This 1-story Fire Engine House was built in 1928 on the same site as the previous wood frame engine house, which it replaced. The designer of this Mediterranean Revival style building was John Topzant of Milwaukee, who gave it walls clad in brick and a tile roof. A particularly fine feature of the building is the drying tower for fire hoses on the west elevation, which Topzant fashioned into a campanile-like tower.

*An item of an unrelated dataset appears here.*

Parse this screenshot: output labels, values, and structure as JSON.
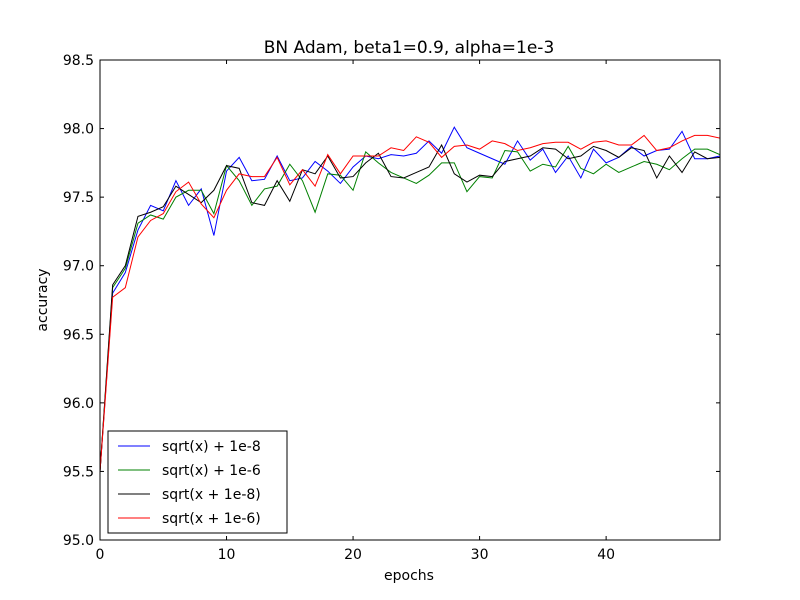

The building served as a fire engine house until 1975 when it was converted into a senior citizens center. It is believed to be eligible for listing in the NRHP under Criterion C (Architecture) as an excellent, largely intact, and quite rare example of Mediterranean Revival Style design applied to an atypical resource type. As one of the few surviving pre-World War II buildings associated with city government in Port Washington, this building is also believed to be potentially eligible for listing in the NRHP under Criterion A (History) because of its associations with the city's historic fire prevention efforts.
Changes to the Firehouse
The 2 arch windows replace doors for bays that housed 3 vehicles. Doors on the lower have been converted to windows and one walk-through door. The lower level housed another 3 vehicles. Two of these vehicles were owned by the Town of Port Washington.
The replacement fire house was built just across the street. It houses 11 vehicles, but has space for a total of 13.